ÉTOILE # 76 : Toše PROESKI (1981-2007)

        Représentant l’Ex-République Yougoslave de Macédoine au Concours 2004 à Istanbul

        Titre interprété : Life (traduction : La vie)

        Classement : 10° sur 22 – 71 points en demi-finale ; 14° sur 24 – 47 points en finale

           Todor Proeski naît le 25 janvier 1981 à Prilep, la plus vaste des municipalités (mais pas la plus peuplée) de Macédoine, à l’époque une des républiques yougoslaves. À l’âge de onze ans, il participe à un festival de chansons pour enfants, le Zlatno Slavejče (le Rossignol d’Or), à Skopje, avec Jas i mojot dedo. Trois ans plus tard, c’est au Melfest de Prilep, un concours de chant pour adolescents, qu’il prend part.
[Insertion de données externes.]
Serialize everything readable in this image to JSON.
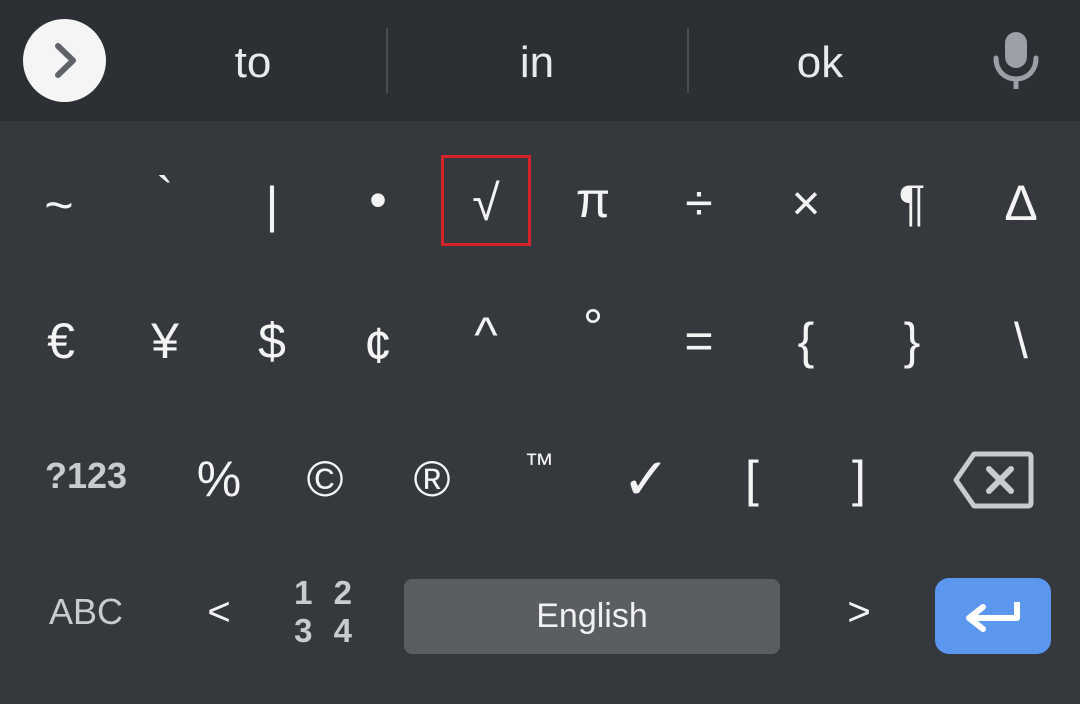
{
  "suggestions": [
    "to",
    "in",
    "ok"
  ],
  "icons": {
    "expand": "chevron-right-icon",
    "mic": "microphone-icon",
    "backspace": "backspace-icon",
    "enter": "enter-arrow-icon"
  },
  "rows": {
    "row1": [
      "~",
      "`",
      "|",
      "•",
      "√",
      "π",
      "÷",
      "×",
      "¶",
      "∆"
    ],
    "row2": [
      "€",
      "¥",
      "$",
      "¢",
      "^",
      "°",
      "=",
      "{",
      "}",
      "\\"
    ],
    "row3": [
      "?123",
      "%",
      "©",
      "®",
      "™",
      "✓",
      "[",
      "]"
    ],
    "row4": [
      "ABC",
      "<",
      "1 2\n3 4",
      "English",
      ">"
    ]
  },
  "highlighted_key": "√",
  "colors": {
    "keyboard_bg": "#35383c",
    "suggestion_bg": "#2c2f33",
    "highlight_border": "#d4242b",
    "enter_bg": "#5b97ee",
    "space_bg": "#5a5d62"
  }
}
Enfin, celui qu’on n’appellera bientôt plus que Toše se fait réellement connaître en 1997 quand il interprète le titre Pušti me à un festival local, le Makfest.

            Sa carrière est lancée, et il commence à se produire sur scène, seul ou accompagné de grands noms de la musique yougoslave, comme Karolina Gotchéva (qui représentera l’ERYM à l’Eurovision en 2002 et 2007). Ses principaux succès à l’époque sont Usni na usni, Sonce vo tvoite rusi kosi, Nemir, Vo kosi da ti spijam, Izlaži me ušte ednaš ou Iluzija.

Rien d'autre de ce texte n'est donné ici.